A testy, ill-tempered PMQs. Sir Keir Starmer accused Boris of presiding over a corona-shambles. The PM fired back and asked the Labour leader to show ‘signs of co-operation’ with the government’s efforts. Sir Keir was able to cite a ‘sign of co-operation’. A letter written to the PM two weeks ago about helping to reopen schools. He hadn’t received a reply.
‘I’m surprised he should take that tone,’ said Boris aggressively. ‘I took the trouble to ring him up and we had a long conversation in which I briefed him about all the steps we were taking…He thoroughly endorsed our approach.’
Sir Keir sniffed grandly that the letter had been ‘confidential’. And he waved a piece of paper. The letter, presumably. (But if he’d sent it, how come it was still in his pocket?) He announced that this secret communication would now be placed, ‘in the public domain’. Much rehearsal had gone into this spontaneous gesture. He then alleged that the misuse of statistics was eroding confidence in the government. ‘I don’t see the purpose of these endless attacks,’ complained Boris. Sir Keir tried again. The testing regime was a failure, he said, but the PM scolded him for ‘casting aspersions on the efforts of tens of thousands of people.’
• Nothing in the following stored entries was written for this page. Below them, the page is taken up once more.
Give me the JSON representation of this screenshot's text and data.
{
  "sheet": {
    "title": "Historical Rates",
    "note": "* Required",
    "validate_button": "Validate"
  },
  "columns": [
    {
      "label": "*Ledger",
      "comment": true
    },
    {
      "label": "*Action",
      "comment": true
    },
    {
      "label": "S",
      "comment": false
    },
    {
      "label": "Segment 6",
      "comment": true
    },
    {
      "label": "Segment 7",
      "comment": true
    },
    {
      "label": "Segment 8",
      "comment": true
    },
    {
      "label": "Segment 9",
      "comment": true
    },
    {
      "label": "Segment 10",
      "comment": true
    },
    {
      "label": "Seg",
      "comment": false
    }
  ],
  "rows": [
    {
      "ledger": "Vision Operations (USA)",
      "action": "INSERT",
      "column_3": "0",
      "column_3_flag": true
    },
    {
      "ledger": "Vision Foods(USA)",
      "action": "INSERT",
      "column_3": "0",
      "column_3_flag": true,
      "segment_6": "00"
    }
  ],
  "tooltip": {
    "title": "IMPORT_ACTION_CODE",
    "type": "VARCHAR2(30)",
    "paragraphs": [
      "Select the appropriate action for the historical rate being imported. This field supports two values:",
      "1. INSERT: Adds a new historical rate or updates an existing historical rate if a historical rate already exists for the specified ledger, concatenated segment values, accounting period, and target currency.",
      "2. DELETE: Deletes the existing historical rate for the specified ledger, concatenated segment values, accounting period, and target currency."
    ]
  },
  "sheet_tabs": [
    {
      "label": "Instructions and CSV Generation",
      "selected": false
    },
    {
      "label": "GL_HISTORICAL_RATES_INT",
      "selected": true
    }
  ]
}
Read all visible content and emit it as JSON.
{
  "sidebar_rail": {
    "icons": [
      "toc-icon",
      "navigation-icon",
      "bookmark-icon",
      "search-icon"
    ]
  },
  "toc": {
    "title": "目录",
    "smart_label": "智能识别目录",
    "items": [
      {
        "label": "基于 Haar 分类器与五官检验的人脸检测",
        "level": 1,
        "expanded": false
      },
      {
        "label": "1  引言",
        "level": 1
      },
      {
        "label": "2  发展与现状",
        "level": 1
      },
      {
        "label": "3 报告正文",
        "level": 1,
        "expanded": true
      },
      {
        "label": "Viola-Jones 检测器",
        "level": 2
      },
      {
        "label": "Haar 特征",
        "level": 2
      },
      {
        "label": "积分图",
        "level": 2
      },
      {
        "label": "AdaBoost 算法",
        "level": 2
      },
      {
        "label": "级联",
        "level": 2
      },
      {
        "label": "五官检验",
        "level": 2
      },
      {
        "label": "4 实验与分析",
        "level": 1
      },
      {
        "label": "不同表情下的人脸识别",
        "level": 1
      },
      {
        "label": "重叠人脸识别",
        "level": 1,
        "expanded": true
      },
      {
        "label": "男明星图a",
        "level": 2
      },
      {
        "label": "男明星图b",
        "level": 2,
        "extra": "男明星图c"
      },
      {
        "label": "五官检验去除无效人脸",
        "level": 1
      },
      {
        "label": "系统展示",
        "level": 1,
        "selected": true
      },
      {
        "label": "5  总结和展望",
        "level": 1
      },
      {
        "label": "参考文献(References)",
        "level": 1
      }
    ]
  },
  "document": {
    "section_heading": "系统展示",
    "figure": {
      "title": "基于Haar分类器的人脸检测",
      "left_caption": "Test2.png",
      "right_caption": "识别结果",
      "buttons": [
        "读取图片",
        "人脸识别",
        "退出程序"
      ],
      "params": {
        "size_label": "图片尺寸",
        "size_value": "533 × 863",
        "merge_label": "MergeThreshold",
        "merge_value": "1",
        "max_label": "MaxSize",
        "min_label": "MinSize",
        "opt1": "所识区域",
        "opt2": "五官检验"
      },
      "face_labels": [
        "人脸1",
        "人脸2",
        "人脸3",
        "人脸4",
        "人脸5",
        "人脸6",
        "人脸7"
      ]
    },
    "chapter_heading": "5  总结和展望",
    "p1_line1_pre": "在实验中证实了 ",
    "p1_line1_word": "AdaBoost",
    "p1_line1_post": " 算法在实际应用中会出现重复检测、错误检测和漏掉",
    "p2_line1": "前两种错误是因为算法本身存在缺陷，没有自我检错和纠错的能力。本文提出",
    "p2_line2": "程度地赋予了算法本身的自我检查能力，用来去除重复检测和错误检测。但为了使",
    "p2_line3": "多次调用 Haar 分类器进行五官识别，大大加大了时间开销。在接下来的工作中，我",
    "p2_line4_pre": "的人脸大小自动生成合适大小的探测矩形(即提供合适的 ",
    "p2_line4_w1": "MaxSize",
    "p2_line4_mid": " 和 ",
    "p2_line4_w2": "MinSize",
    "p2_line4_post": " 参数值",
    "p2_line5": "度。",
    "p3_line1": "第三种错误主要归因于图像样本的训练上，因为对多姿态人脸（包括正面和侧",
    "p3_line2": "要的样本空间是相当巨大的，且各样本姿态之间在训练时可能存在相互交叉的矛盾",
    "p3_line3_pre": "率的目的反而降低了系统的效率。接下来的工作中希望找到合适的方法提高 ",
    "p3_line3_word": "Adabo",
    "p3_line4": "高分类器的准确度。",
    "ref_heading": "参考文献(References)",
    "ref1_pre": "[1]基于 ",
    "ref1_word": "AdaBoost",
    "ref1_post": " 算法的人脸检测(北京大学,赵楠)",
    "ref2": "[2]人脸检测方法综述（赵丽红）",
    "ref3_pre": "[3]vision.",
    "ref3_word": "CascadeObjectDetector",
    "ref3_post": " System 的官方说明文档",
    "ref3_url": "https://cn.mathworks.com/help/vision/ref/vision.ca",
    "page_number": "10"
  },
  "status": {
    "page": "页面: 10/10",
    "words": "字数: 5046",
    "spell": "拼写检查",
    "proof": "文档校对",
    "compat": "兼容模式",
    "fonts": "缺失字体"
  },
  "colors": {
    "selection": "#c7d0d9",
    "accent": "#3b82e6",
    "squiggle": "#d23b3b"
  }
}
Entirely bogus and entirely Boris. He’s pulling a fast one, clearly, by acting as if he were leading a National Unity Government. This sophistry gives him scope for plenty of moral posturing. Every criticism is an ‘attack’. Every challenge is a breach of loyalty. Every complaint is an insult to millions of toiling public servants.
This sham shouldn’t work, unless Sir Keir permits it. The Labour leader must find a means of piercing Boris’s borrowed armour. But he may struggle to do so. He lacks the stamp of an imaginative thinker.
The rave reviews about his ‘forensic’ skills may have persuaded him that his tactics are sound. Many are impressed by his record as a silk and a former leader of the CPS but that isn’t necessarily the view on Middle Temple Lane. Plodders go into the criminal law. The bright, ambitious types (like Tony Blair) practise at the commercial bar. Sir Keir is unlikely to out-dazzle Boris. And the PM made his attitude clear when Jeremy Hunt asked him a complex two-part question about turnaround times for testing. ‘May I congratulate my honourable friend,’ said Boris, ‘on the kind of detailed forensic questioning we could have had earlier.’ That was Boris marking Sir Keir’s homework. Beta minus.
Ian Blackford, of the SNP, delivered the sort of oration that would not have been out of place at Queen Victoria’s funeral. His tone was ominous. His speech cliché-clustered. ‘Watching events unfold across America in recent days – and the actions and the rhetoric of the American president – has been distressing and deeply worrying.’
Not just distressing. Deeply worrying too. Blackford likes to pack the smallest amount of sentiment into the maximum number of words. ‘It is in times like these,’ continued the member for Minnesota, ‘when people look to those they elect for hope, for guidance, for leadership, and for action.’
Blackford has convinced himself that he’s the only parliamentarian with the moral stature and the intellectual prowess to explain US history to the confused and ignorant masses. He probably imagines that half the world tuned in to watch PMQs today because ‘Blackford Live Matters.’ He did at least prompt one ‘action’.
‘Prime minister…at the very least, say it now. Black lives matter.’
Up stood Boris. ‘Of course black lives matter.’
The bigger the balloon the easier it is to pop.